The inflation rate is forecast to exceed 7% by the end of the year and the squeeze on households has never been greater.
The former Coalition government’s refusal to address the housing crisis has now escalated to an emergency, with people defaulting on loans, unable to afford private rentals, and landlords and developers speculating and profiteering on land and vacant properties.
State governments have not initiated any meaningful public housing projects.
There has been no real wage growth for more than 10 years, which has pushed the working class to the margins.
Labor poses as the “party of the working class” with the Prime Minister rolling out the tired old line of growing up in public housing with his single mother, but public housing in the 1960s and 1970s was a very different beast.
It was for low-income working families and it was more available for those who needed it.
Today, public housing stock has been run down, sold off or handed to charities.
Because it is so scarce, hundreds of thousands of people across the country are experiencing homelessness, with no relief in sight.
Treasurer Jim Chalmers, in late July, blamed the international factors and the Coalition. He told us he feels our pain, but then said cost-of-living pressures are only going to get worse before they get better.
He didn’t offer any real solutions beyond some relief via childcare subsidies and vague promises on renewable energy.
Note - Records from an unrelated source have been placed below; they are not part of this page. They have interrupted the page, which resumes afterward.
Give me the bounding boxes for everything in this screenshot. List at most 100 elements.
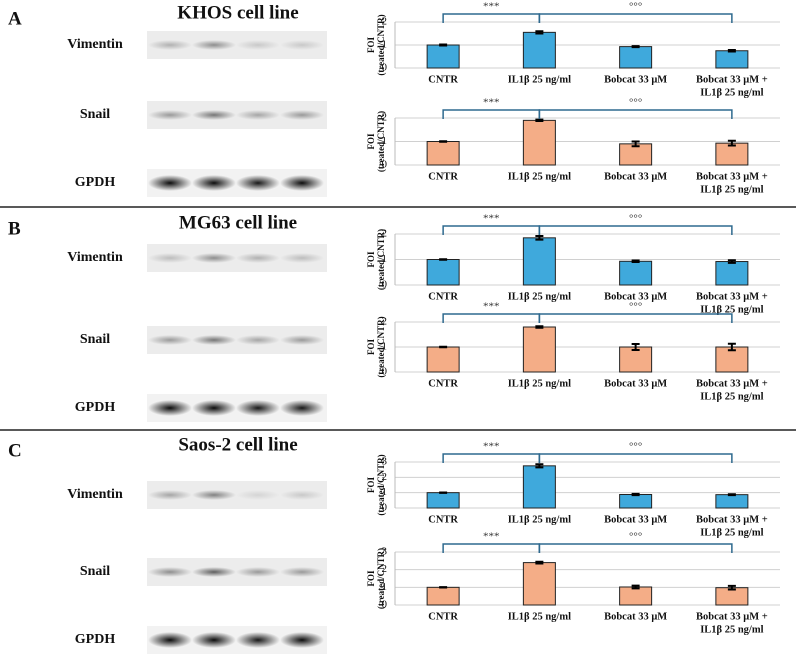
panel-letter: A xyxy=(8,8,22,29)
y-tick-label: 1 xyxy=(382,341,388,353)
bar xyxy=(619,494,653,509)
x-tick-label: IL1β 25 ng/ml xyxy=(508,291,571,302)
blot-band xyxy=(236,175,280,191)
x-tick-label: Bobcat 33 μM + xyxy=(696,611,768,622)
blot-band xyxy=(148,175,192,191)
blot-band xyxy=(236,400,280,416)
bar xyxy=(426,586,460,606)
blot-label: Snail xyxy=(80,564,110,579)
significance-label: °°° xyxy=(629,531,642,543)
significance-bracket xyxy=(538,13,733,23)
x-tick-label: Bobcat 33 μM + xyxy=(696,514,768,525)
significance-label: *** xyxy=(483,1,500,13)
x-tick-label: Bobcat 33 μM + xyxy=(696,74,768,85)
error-bar xyxy=(631,343,640,351)
blot-band xyxy=(236,335,280,345)
x-tick-label: IL1β 25 ng/ml xyxy=(700,87,763,98)
blot-band xyxy=(192,335,236,345)
bar xyxy=(715,261,749,286)
y-axis-label: FOI xyxy=(366,339,376,355)
error-bar xyxy=(727,342,736,352)
x-tick-label: IL1β 25 ng/ml xyxy=(700,391,763,402)
y-tick-label: 3 xyxy=(382,456,388,468)
blot-band xyxy=(236,490,280,500)
x-tick-label: CNTR xyxy=(428,171,458,182)
bar xyxy=(619,260,653,286)
y-tick-label: 0 xyxy=(382,279,388,291)
blot-band xyxy=(148,253,192,263)
blot-band xyxy=(192,40,236,50)
x-tick-label: Bobcat 33 μM xyxy=(604,514,667,525)
bar xyxy=(522,119,556,166)
bar xyxy=(426,44,460,69)
significance-bracket xyxy=(538,225,733,235)
error-bar xyxy=(727,493,736,497)
blot-band xyxy=(148,400,192,416)
x-tick-label: IL1β 25 ng/ml xyxy=(700,304,763,315)
error-bar xyxy=(631,259,640,264)
x-tick-label: CNTR xyxy=(428,611,458,622)
x-tick-label: IL1β 25 ng/ml xyxy=(700,624,763,635)
y-tick-label: 2 xyxy=(382,316,388,328)
y-axis-label: (treated/CNTR) xyxy=(376,229,386,290)
x-tick-label: Bobcat 33 μM xyxy=(604,291,667,302)
blot-label: GPDH xyxy=(75,400,116,415)
x-tick-label: IL1β 25 ng/ml xyxy=(508,74,571,85)
error-bar xyxy=(631,140,640,148)
x-tick-label: CNTR xyxy=(428,291,458,302)
blot-band xyxy=(280,175,324,191)
error-bar xyxy=(535,463,544,469)
blot-band xyxy=(280,490,324,500)
x-tick-label: CNTR xyxy=(428,514,458,525)
y-axis-label: FOI xyxy=(366,133,376,149)
x-tick-label: IL1β 25 ng/ml xyxy=(508,171,571,182)
bar xyxy=(522,465,556,509)
y-tick-label: 0 xyxy=(382,159,388,171)
y-tick-label: 1 xyxy=(382,135,388,147)
blot-band xyxy=(148,632,192,648)
y-axis-label: (treated/CNTR) xyxy=(376,14,386,75)
blot-label: Vimentin xyxy=(67,37,123,52)
x-tick-label: Bobcat 33 μM xyxy=(604,611,667,622)
error-bar xyxy=(727,259,736,264)
error-bar xyxy=(727,139,736,147)
error-bar xyxy=(535,118,544,123)
blot-band xyxy=(236,632,280,648)
y-axis-label: FOI xyxy=(366,477,376,493)
x-tick-label: CNTR xyxy=(428,74,458,85)
x-tick-label: Bobcat 33 μM + xyxy=(696,291,768,302)
y-tick-label: 2 xyxy=(382,16,388,28)
x-tick-label: Bobcat 33 μM + xyxy=(696,378,768,389)
blot-band xyxy=(148,110,192,120)
y-tick-label: 2 xyxy=(382,112,388,124)
x-tick-label: CNTR xyxy=(428,378,458,389)
blot-band xyxy=(236,40,280,50)
error-bar xyxy=(535,560,544,565)
significance-bracket xyxy=(538,313,733,323)
significance-label: °°° xyxy=(629,97,642,109)
bar xyxy=(426,259,460,286)
error-bar xyxy=(535,325,544,329)
x-tick-label: Bobcat 33 μM xyxy=(604,378,667,389)
blot-band xyxy=(148,335,192,345)
blot-band xyxy=(280,335,324,345)
bar xyxy=(426,141,460,166)
x-tick-label: Bobcat 33 μM + xyxy=(696,171,768,182)
blot-band xyxy=(280,253,324,263)
y-tick-label: 2 xyxy=(382,471,388,483)
blot-label: Vimentin xyxy=(67,250,123,265)
significance-label: *** xyxy=(483,301,500,313)
error-bar xyxy=(535,30,544,35)
blot-band xyxy=(280,400,324,416)
bar xyxy=(426,346,460,373)
blot-band xyxy=(192,400,236,416)
error-bar xyxy=(631,584,640,590)
y-axis-label: FOI xyxy=(366,37,376,53)
x-tick-label: IL1β 25 ng/ml xyxy=(508,611,571,622)
error-bar xyxy=(439,43,448,47)
error-bar xyxy=(439,345,448,349)
blot-band xyxy=(192,567,236,577)
y-axis-label: FOI xyxy=(366,251,376,267)
bar xyxy=(715,50,749,69)
blot-band xyxy=(280,632,324,648)
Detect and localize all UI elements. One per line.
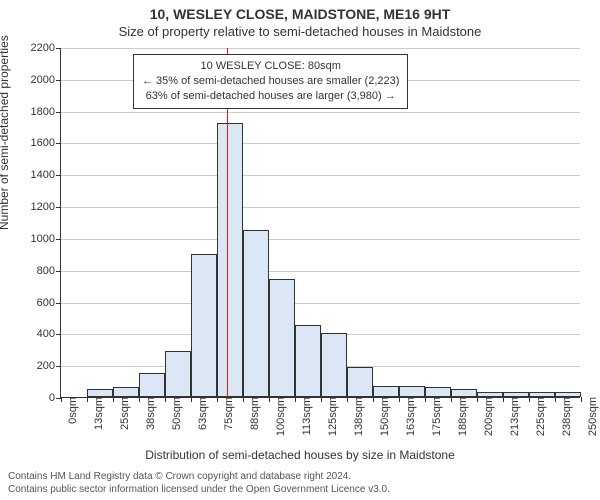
y-gridline [61, 271, 580, 272]
x-tick-label: 250sqm [581, 397, 599, 436]
histogram-bar [373, 386, 399, 397]
footnote-line1: Contains HM Land Registry data © Crown c… [8, 471, 390, 484]
x-tick-label: 0sqm [61, 397, 79, 424]
histogram-bar [269, 279, 295, 397]
histogram-bar [477, 392, 503, 397]
y-tick-label: 0 [49, 392, 61, 404]
info-box-line2: ← 35% of semi-detached houses are smalle… [142, 74, 399, 89]
y-tick-label: 800 [37, 265, 61, 277]
y-gridline [61, 48, 580, 49]
histogram-bar [425, 387, 451, 397]
y-gridline [61, 143, 580, 144]
info-box-line1: 10 WESLEY CLOSE: 80sqm [142, 59, 399, 74]
y-tick-label: 1000 [31, 233, 61, 245]
y-tick-label: 2200 [31, 42, 61, 54]
y-tick-label: 600 [37, 297, 61, 309]
x-tick-label: 63sqm [191, 397, 209, 430]
chart-container: 10, WESLEY CLOSE, MAIDSTONE, ME16 9HT Si… [0, 0, 600, 500]
x-tick-label: 100sqm [269, 397, 287, 436]
info-box-line3: 63% of semi-detached houses are larger (… [142, 89, 399, 104]
histogram-bar [113, 387, 139, 397]
x-tick-label: 225sqm [529, 397, 547, 436]
footnote: Contains HM Land Registry data © Crown c… [8, 471, 390, 496]
histogram-bar [321, 333, 347, 397]
x-tick-label: 163sqm [399, 397, 417, 436]
histogram-bar [295, 325, 321, 397]
x-tick-label: 188sqm [451, 397, 469, 436]
x-tick-label: 38sqm [139, 397, 157, 430]
histogram-bar [217, 123, 243, 397]
x-tick-label: 25sqm [113, 397, 131, 430]
histogram-bar [503, 392, 529, 397]
x-tick-label: 113sqm [295, 397, 313, 435]
y-tick-label: 1600 [31, 137, 61, 149]
histogram-bar [87, 389, 113, 397]
x-tick-label: 213sqm [503, 397, 521, 436]
y-tick-label: 1400 [31, 169, 61, 181]
histogram-bar [555, 392, 581, 397]
y-tick-label: 2000 [31, 74, 61, 86]
x-tick-label: 13sqm [87, 397, 105, 430]
y-axis-label: Number of semi-detached properties [0, 35, 11, 230]
x-axis-label: Distribution of semi-detached houses by … [0, 448, 600, 462]
histogram-bar [243, 230, 269, 397]
x-tick-label: 200sqm [477, 397, 495, 436]
histogram-bar [529, 392, 555, 397]
x-tick-label: 75sqm [217, 397, 235, 430]
histogram-bar [399, 386, 425, 397]
y-tick-label: 400 [37, 328, 61, 340]
histogram-bar [191, 254, 217, 397]
histogram-bar [347, 367, 373, 397]
x-tick-label: 138sqm [347, 397, 365, 436]
y-tick-label: 200 [37, 360, 61, 372]
info-box: 10 WESLEY CLOSE: 80sqm ← 35% of semi-det… [133, 54, 408, 109]
x-tick-label: 125sqm [321, 397, 339, 436]
y-gridline [61, 175, 580, 176]
page-subtitle: Size of property relative to semi-detach… [0, 24, 600, 39]
x-tick-label: 50sqm [165, 397, 183, 430]
x-tick-label: 150sqm [373, 397, 391, 436]
histogram-bar [451, 389, 477, 397]
footnote-line2: Contains public sector information licen… [8, 484, 390, 497]
y-gridline [61, 303, 580, 304]
x-tick-label: 175sqm [425, 397, 443, 436]
histogram-bar [139, 373, 165, 397]
y-tick-label: 1800 [31, 106, 61, 118]
plot-area: 0200400600800100012001400160018002000220… [60, 48, 580, 398]
x-tick-label: 238sqm [555, 397, 573, 436]
y-gridline [61, 207, 580, 208]
x-tick-label: 88sqm [243, 397, 261, 430]
page-title: 10, WESLEY CLOSE, MAIDSTONE, ME16 9HT [0, 6, 600, 22]
y-gridline [61, 112, 580, 113]
y-gridline [61, 239, 580, 240]
y-tick-label: 1200 [31, 201, 61, 213]
histogram-bar [165, 351, 191, 397]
The war on Ukraine and the pandemic have led to international supply chains disruptions and food and energy prices are soaring.
While energy and retail sectors remain in private hands, primarily focused on profits, the cost-of-living crisis will continue to spiral.
This is a crisis of capital’s making. And while greedy corporations continue to make mega profits, regular people cannot afford groceries or heat their homes.
Britain, which is in a deeper economic and social crisis, is now implementing caps and freezes on utilities.
At what point will the federal government decide to do the same? There are other measures a real party of the working class could adopt.
It could nationalise the energy sector. It could raise taxes on corporations and the mega rich. It could confiscate windfall profits from companies and shareholders benefiting from price rises, especially in mining, energy, housing, banking and retail industries.
But, since the failed super profit tax in 2010, Labor has abandoned any such ideas. Now, it is pressing on with the Coalition’s tax cuts for the rich.
The tax cuts, which start mid-2024, reduce the marginal rates of tax for those earning $45,000 all the way up to those on $200,000.
It will disproportionately benefit those on higher incomes: those at the high end will receive $9000 in tax cuts.
Women, who still largely make up those in lower-paid and part-time work, will be disproportionately affected by the resulting $243 billion hole in the federal budget.
Labor’s childcare reform will, no doubt, assist people with young children as the fees can be crippling. It is promising to spend an extra $5.4 billion over four years on childcare subsidies, changes that will help many families.
However, there are promises to improve wages and conditions for childcare staff, most of whom earn little more than minimum wage while having to hold various qualifications to gain employment.
That workforce is predominantly female; if Labor were serious about helping women this would be a good place to start.
Child care, aged care, nurse and teacher shortages could be addressed by improving workers’ pay and conditions.
Its refusal to raise the rate of income support, at least to the Henderson poverty line, is a slap in the face to those living below the poverty line.
This measure would ease some of the burden of cost-of-living pressures for the most marginalised.
Labor has raised the rate marginally — by $38.90 a fortnight for a single person — but it’s a drop in the ocean amid the soaring cost-of-living expenses.
The reality is that the so-called party of the working class is throwing the poorest and most dispossessed to the dogs.
[Angela Carr is a community services worker, union delegate, convenor of Geelong Housing Action and a mother of three. She is running in Geelong for the Socialist Alliance in the Victorian elections.]